Figure 8. Replication stress and DNA damage after olaparib treatment

(A) Growth rate of various cell lines determined by cell counting over 4 days. (B) Relative increase of phospho-RPA levels in untreated vs 10 μM olaparib-treated cells for 30 h. Immunofluorescent phospho-RPA intensities were measured by ImageJ (n>100). Representative images for HME1 and cervical cell lines are shown. (C) Percentage of γH2AX positive cells in untreated and 10 μM olaparib-treated cells for 30 h. Cells were scored as γH2AX positive if the number of foci per nucleus was ≥5 (n>100). Representative images for HME1 and cervical cell lines are shown. (D) Representative images of γH2AX foci in mitotic cells treated with 10 μM olaparib for 30 h. Scale bar=10 μm.

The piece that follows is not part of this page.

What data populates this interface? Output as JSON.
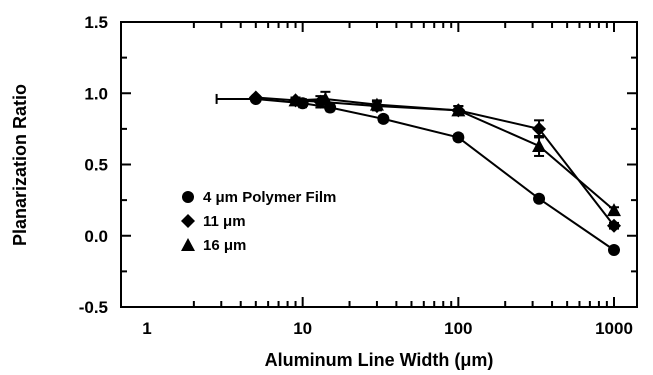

Figure 9. Sister chromatid scattering is a general outcome of replication fork perturbations induced by various agents in HeLa

(A, B) Percentage of different mitotic phenotypes observed after (A) 20-28 h or (B) 30-36 h treatment with replication stress-inducing agents. (C) 3D distance between sister chromatids at Muc4 loci measured after live-cell imaging of HeLa cells treated with the same agents. Experimental workflow was as in Figure 5B for all agents except for hydroxyurea: 12 h after mitotic shake-off when cells are in S-phase agents were added for 4 h before imaging G2 cells. Cells were treated with 200 μM hydroxyurea for 20 h followed by 6 h recovery. (D) Representative images quantified under (C).

Figure 10. A model of mitotic cell death caused by premature loss of cohesion due to PARP inhibition with olaparib

PARP inhibition causes replication fork stalling and premature loss of cohesion in interphase. Mitotic cells are consequently arrested in metaphase, sister chromatids scatter away from the metaphase plate and the cells eventually die.